なぜ借主が払わされるの?法律と慣習のズレ
ガイドラインでは大家負担が原則なのに、なぜ多くの物件で借主が請求されるのでしょうか。主な理由は3つあります。
- 古い商慣習が残っている:以前は「入居者が鍵を新しくする」という慣習が一般的でした。それが現在も続いている地域や不動産会社があります。
- 契約書の「特約」で定められている:「鍵交換費用は借主負担とする」という特約を契約書に入れるケースがあります。有効な特約の場合は法的に支払義務が生じます。
- 借主が知らないまま払っている:多くの借主はガイドラインの内容を知らないため、請求された金額をそのまま支払ってしまいます。

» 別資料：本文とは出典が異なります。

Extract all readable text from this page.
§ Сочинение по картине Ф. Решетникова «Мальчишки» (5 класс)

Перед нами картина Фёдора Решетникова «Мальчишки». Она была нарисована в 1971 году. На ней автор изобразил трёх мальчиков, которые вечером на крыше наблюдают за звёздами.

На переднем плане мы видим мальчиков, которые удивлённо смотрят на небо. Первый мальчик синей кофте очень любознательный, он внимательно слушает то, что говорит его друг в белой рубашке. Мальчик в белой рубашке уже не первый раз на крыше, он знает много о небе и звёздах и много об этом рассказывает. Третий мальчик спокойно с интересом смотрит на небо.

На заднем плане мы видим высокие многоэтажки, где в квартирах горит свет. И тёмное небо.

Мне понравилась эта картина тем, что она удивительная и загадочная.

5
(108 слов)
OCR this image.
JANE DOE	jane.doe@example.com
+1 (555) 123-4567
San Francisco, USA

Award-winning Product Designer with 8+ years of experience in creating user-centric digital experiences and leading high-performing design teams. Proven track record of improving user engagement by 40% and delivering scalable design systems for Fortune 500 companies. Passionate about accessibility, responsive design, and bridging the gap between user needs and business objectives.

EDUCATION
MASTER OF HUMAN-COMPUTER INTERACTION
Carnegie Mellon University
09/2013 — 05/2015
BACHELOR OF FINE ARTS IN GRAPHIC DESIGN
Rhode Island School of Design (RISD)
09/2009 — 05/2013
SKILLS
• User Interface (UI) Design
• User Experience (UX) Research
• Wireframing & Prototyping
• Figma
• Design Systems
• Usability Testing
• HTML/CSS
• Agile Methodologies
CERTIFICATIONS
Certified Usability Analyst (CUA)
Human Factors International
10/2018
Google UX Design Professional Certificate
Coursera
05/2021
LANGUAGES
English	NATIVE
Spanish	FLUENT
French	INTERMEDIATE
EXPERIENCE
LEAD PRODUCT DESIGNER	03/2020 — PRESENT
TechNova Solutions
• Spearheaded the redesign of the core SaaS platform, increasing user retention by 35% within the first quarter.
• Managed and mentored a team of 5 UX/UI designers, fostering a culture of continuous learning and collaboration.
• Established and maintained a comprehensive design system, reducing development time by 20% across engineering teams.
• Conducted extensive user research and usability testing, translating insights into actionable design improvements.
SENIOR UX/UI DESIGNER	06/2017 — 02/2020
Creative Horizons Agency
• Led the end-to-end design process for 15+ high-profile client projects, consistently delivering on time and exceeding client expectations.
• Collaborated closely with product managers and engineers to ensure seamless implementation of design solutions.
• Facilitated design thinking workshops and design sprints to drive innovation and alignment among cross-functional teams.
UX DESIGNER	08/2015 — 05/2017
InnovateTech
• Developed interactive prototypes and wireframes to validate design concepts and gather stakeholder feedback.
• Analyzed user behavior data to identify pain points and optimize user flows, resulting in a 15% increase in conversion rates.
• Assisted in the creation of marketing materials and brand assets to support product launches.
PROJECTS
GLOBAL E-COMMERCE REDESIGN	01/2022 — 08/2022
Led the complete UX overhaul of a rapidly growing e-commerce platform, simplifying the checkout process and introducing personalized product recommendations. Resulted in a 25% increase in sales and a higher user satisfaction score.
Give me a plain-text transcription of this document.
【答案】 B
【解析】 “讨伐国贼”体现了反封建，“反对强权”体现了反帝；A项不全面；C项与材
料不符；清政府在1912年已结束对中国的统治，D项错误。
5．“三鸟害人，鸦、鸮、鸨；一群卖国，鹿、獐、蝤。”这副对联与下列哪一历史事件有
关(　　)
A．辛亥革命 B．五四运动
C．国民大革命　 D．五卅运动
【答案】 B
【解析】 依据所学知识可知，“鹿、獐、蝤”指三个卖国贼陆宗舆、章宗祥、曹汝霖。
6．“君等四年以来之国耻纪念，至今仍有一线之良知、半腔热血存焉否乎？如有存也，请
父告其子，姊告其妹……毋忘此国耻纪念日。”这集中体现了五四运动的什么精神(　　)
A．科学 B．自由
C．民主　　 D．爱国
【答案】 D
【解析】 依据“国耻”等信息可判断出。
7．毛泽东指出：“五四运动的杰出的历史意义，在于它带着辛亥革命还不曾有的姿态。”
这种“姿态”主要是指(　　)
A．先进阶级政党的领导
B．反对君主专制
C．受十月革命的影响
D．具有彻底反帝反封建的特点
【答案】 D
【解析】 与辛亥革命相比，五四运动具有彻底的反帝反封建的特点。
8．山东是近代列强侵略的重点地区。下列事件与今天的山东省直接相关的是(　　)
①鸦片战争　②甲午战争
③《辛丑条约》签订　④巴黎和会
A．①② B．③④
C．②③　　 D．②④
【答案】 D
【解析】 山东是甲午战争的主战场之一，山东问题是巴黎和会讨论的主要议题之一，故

特約が「有効」かどうかにも条件があります。消費者契約法10条では、消費者(借主)の利益を一方的に害する特約は無効とされています。鍵交換特約の有効性は、金額・説明の有無・合意の状況によって判断が分かれます。
鍵交換費用の相場と内訳
実際に請求される鍵交換費用の相場を確認しましょう。
| 鍵の種類 | 費用相場 |
|---|---|
| 一般的なディスクシリンダー錠 | 8,000〜15,000円 |
| ピンシリンダー錠 | 10,000〜20,000円 |
| ディンプルキー | 15,000〜30,000円 |
| 電子錠・スマートロック | 30,000〜80,000円 |
費用の内訳は「部品(シリンダー)代+工賃」が基本です。20,000円を大幅に超える請求は内訳を確認することをおすすめします。
払わない・交渉するための具体的な方法
交渉のベストタイミングは「契約前」
鍵交換費用の交渉は、重要事項説明のタイミング(契約書にサインする前)が最も効果的です。一度サインしてしまうと、特約が有効とみなされる可能性が高まります。
交渉の際はこう伝えましょう。
「国交省のガイドラインでは鍵交換は貸主負担が原則と示されています。この費用を貸主負担にしていただくことは可能でしょうか?」
契約書に記載がない場合は拒否できる
退去時に突然「鍵交換費用を引きます」と言われた場合、契約書に特約の記載がなければ支払いを拒否できます。退去精算書を必ず確認し、根拠となる条項を確認してください。
鍵を紛失・破損した場合は別ルール
鍵を紛失・破損した場合は、民法の原状回復義務(民法621条)に基づき、借主が費用を負担するのが原則です。これはガイドラインでも明確に「借主負担」と定められています。
| 状況 | 費用負担者 |
|---|---|
| 通常の入居切替(紛失・破損なし) | 大家さん(賃貸人) |
| 借主が鍵を紛失した | 借主(賃借人) |
| 借主が鍵を破損させた | 借主(賃借人) |
| 契約書に借主負担の特約がある | 借主(条件による) |
不当な請求を見分けるチェックリスト
- ☑ 契約書に「鍵交換費用は借主負担」という特約はあるか?
- ☑ 特約について、契約時に口頭でも説明を受けたか?
- ☑ 鍵の紛失・破損はなかったか?
- ☑ 請求金額に内訳(部品代・工賃)は明示されているか?
- ☑ 相場を大幅に超える金額ではないか?
不当な請求だと判断した場合の相談先はこちらです。
- 国民生活センター・消費生活センター:無料で相談可能
- 各都道府県の宅建業者協会:不動産業者への苦情対応
- 法テラス:弁護士費用の立替制度あり
よくある質問(FAQ)
Q. 入居時に払いましたが、返金してもらえますか?
A. 契約書に特約がなく、かつ説明もなかった場合は返金を求めることができる可能性があります。時効(5年)があるため、早めに消費生活センターへ相談することをおすすめします。
Q. 「防犯上必要だから」と言われて断りにくいです
A. 防犯上の理由は大家さん側の事情です。鍵交換の必要性があるとしても、その費用を誰が負担するかは別問題。法律上の原則をもとに交渉する権利があります。
Q. 特約があっても無効になることはありますか?
A. あります。特約が有効とされるには「①必要性がある、②暴利でない、③借主が明確に合意している」の3条件が必要とされています(判例ベース)。相場を大幅に超える金額や、説明なしに署名させられた場合は無効を主張できる余地があります。
まとめ:鍵交換費用は「払う前に確認」が鉄則
- 通常の入居切替の鍵交換費用は大家さん負担が原則(国交省ガイドライン)
- 契約書に特約がある場合は支払義務が生じるが、有効性の条件あり
- 交渉は契約前・重要事項説明のタイミングが最も効果的
- 鍵の紛失・破損の場合は借主負担が原則(別ルール)
- 不当と思ったら消費生活センターや宅建業者協会に相談を
賃貸の契約書は一言一句が重要です。
「払って当然」と思わされている費用が、実は交渉できる費用だったということは珍しくありません。
署名前に必ずチェックする習慣をつけましょう。